Le Gouvernement accorde une extrême importance à l’activité de nos services de renseignement. C’est la raison pour laquelle, dès 2012, nous nous sommes employés à la fois à renforcer les moyens dont ils disposent, à améliorer leur organisation et à moderniser le cadre juridique de leur action. Il y avait là une urgence et une nécessité absolues pour tirer les leçons des tueries survenues à Toulouse et à Montauban entre le 11 et le 19 mars 2012 (que nous venons de commémorer) et éviter par là même que notre pays ne se retrouve dans une situation d’extrême vulnérabilité.
Je veux donc revenir sur les principales décisions que nous avons prises depuis le début du quinquennat pour renforcer nos capacités de renseignement intérieur, qu’il s’agisse de la surveillance du haut du spectre (confiée à la DGSI) ou bien de la détection des signaux faibles de radicalisation (confiée au SCRT et aux autres acteurs du « deuxième cercle »).

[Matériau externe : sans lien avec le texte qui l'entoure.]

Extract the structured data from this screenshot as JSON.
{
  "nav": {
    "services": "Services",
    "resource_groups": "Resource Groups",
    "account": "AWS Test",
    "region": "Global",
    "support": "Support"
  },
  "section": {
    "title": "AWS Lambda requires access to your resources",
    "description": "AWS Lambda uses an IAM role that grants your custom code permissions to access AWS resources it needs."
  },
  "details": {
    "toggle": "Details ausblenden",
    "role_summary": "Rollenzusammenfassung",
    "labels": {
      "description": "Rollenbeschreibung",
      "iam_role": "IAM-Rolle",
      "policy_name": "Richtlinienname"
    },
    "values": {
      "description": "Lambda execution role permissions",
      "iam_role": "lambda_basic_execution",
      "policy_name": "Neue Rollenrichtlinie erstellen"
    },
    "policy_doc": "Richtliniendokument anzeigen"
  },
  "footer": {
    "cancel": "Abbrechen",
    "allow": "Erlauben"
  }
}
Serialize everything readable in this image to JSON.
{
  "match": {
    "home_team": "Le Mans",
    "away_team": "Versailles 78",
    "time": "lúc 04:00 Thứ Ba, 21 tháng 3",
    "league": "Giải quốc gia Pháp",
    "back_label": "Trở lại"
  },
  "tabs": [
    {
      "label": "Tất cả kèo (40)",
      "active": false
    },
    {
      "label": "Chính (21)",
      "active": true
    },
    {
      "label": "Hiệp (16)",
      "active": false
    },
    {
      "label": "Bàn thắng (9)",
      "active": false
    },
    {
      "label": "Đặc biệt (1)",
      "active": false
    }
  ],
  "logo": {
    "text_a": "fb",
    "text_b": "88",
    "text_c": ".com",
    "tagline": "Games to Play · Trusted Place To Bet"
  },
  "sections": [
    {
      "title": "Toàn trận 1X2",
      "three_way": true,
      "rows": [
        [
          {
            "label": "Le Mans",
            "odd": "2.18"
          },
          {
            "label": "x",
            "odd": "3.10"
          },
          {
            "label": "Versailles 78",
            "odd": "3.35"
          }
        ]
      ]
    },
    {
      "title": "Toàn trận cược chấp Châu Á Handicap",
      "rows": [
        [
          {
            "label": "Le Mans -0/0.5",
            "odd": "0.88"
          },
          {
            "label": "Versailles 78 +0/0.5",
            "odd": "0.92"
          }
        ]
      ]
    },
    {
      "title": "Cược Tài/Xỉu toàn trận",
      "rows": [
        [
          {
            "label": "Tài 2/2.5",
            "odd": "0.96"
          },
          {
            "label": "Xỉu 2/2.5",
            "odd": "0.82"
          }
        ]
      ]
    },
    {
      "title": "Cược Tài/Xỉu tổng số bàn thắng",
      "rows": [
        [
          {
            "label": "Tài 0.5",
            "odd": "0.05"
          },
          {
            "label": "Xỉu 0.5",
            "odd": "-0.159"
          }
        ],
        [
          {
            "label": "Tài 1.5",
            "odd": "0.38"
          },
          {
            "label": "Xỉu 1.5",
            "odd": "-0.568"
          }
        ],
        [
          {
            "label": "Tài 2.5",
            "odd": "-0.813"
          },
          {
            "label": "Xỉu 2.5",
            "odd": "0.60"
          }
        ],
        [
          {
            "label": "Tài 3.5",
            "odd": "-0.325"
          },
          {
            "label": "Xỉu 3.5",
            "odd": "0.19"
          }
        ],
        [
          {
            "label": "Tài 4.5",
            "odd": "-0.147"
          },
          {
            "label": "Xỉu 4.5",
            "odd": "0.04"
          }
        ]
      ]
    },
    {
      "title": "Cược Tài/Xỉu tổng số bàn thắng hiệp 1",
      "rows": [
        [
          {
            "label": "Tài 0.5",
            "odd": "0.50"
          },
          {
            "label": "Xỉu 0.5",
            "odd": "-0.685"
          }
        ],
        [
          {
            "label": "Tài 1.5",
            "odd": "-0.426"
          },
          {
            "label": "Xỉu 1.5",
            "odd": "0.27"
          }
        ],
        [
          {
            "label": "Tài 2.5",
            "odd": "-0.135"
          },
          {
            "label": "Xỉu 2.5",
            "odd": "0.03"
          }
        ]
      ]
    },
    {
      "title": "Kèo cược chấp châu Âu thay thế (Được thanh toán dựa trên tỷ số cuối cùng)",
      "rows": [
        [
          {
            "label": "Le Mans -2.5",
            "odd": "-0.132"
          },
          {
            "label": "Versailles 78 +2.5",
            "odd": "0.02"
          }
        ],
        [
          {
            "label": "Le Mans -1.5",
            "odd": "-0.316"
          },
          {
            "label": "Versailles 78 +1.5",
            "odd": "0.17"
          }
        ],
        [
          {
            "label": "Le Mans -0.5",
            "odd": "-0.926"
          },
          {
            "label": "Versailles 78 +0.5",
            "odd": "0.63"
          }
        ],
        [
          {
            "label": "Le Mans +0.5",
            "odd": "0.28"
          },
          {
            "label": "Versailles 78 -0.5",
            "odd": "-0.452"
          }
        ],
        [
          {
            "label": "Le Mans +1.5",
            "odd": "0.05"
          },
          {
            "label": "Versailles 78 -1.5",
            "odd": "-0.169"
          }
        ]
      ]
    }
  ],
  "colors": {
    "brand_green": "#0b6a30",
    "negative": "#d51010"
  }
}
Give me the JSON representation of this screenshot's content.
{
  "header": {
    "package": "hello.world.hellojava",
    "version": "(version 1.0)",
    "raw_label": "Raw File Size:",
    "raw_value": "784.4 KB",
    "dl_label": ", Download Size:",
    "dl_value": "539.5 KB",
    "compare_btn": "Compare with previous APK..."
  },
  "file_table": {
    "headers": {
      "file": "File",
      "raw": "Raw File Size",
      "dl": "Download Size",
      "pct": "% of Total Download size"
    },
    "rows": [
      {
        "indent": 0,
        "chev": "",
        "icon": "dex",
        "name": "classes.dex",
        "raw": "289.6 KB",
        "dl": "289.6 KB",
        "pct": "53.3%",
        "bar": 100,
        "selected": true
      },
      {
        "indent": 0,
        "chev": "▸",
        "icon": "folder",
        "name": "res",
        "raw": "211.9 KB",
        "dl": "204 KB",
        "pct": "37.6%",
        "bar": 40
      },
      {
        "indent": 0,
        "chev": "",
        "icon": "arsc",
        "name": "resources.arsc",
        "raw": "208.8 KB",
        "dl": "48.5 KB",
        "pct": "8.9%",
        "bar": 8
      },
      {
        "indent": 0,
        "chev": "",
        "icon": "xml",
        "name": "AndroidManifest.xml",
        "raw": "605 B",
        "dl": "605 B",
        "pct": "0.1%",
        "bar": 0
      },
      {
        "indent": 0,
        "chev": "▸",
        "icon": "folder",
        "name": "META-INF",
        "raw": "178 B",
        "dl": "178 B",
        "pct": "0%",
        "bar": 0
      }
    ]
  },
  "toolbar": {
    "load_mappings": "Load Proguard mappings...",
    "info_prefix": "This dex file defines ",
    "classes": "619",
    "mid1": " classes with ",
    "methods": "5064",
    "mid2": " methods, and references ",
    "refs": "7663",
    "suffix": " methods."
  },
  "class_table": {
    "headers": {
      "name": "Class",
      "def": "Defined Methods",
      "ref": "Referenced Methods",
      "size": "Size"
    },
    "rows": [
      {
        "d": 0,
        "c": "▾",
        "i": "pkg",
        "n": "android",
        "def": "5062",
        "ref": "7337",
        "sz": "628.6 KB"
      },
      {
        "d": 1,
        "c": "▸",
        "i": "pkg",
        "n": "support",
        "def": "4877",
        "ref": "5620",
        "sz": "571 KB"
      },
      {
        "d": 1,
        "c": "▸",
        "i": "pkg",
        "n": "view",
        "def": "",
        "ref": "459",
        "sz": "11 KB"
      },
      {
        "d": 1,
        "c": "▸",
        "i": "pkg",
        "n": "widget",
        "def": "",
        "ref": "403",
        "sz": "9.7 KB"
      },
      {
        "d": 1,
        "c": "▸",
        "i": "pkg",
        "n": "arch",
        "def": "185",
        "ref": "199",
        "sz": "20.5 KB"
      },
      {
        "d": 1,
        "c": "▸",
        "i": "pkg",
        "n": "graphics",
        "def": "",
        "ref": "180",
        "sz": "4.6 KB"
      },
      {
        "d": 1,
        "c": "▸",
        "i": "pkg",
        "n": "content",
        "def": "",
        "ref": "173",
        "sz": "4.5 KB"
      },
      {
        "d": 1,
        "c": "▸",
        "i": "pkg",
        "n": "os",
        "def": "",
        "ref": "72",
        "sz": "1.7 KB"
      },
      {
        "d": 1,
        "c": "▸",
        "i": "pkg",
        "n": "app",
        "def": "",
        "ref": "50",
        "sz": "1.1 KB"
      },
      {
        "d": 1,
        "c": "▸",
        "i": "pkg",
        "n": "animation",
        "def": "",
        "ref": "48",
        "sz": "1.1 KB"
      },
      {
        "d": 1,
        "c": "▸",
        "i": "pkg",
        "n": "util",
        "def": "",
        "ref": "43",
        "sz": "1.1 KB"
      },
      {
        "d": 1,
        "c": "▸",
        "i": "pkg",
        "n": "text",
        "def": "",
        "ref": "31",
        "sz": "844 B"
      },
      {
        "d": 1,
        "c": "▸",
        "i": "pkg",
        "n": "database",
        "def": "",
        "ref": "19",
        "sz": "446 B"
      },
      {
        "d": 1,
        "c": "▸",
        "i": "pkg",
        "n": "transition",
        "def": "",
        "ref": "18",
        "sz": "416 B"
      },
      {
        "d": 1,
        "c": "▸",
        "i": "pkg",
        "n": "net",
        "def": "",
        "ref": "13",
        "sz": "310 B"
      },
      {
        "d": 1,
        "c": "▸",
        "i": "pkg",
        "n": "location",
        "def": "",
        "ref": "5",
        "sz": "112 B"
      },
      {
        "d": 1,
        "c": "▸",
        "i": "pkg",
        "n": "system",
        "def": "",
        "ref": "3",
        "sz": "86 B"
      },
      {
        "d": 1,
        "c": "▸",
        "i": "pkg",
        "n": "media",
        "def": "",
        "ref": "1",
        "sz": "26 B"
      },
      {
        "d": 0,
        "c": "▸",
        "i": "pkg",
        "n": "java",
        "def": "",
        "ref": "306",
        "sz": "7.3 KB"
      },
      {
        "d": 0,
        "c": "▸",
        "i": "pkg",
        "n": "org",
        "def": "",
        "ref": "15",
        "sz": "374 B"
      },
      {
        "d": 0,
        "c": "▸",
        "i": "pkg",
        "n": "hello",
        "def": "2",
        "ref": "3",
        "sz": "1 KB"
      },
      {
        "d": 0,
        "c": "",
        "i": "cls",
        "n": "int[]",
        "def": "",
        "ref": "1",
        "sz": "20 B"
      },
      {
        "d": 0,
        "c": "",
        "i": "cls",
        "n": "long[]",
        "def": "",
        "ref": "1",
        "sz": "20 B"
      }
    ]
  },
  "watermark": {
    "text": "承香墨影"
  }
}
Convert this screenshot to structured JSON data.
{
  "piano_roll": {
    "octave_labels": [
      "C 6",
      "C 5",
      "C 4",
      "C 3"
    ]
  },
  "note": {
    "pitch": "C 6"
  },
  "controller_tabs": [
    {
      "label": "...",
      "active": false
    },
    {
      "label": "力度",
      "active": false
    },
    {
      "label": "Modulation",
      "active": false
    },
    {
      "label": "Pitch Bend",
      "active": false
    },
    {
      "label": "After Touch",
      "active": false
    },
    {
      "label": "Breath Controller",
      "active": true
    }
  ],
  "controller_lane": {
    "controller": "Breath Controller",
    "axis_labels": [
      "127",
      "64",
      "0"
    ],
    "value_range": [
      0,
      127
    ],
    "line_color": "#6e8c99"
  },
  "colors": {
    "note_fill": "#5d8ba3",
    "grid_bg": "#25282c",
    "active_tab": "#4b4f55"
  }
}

Je commencerai par les renforts en effectifs et en matériels dont ont bénéficié les services afin d’organiser leur « changement d’échelle » (recommandations 1, 4 et 5 du rapport). Puis, je reviendrai sur les réformes que nous avons conduites pour consolider leur architecture globale et leur cadre d’action afin de leur faire gagner en efficience (recommandations 2, 3 et 6). Enfin, j’aborderai les enjeux plus spécifiques liés aux ressources humaines : j’entends par là la diversification du recrutement et de la formation des agents (recommandations 7 et 8).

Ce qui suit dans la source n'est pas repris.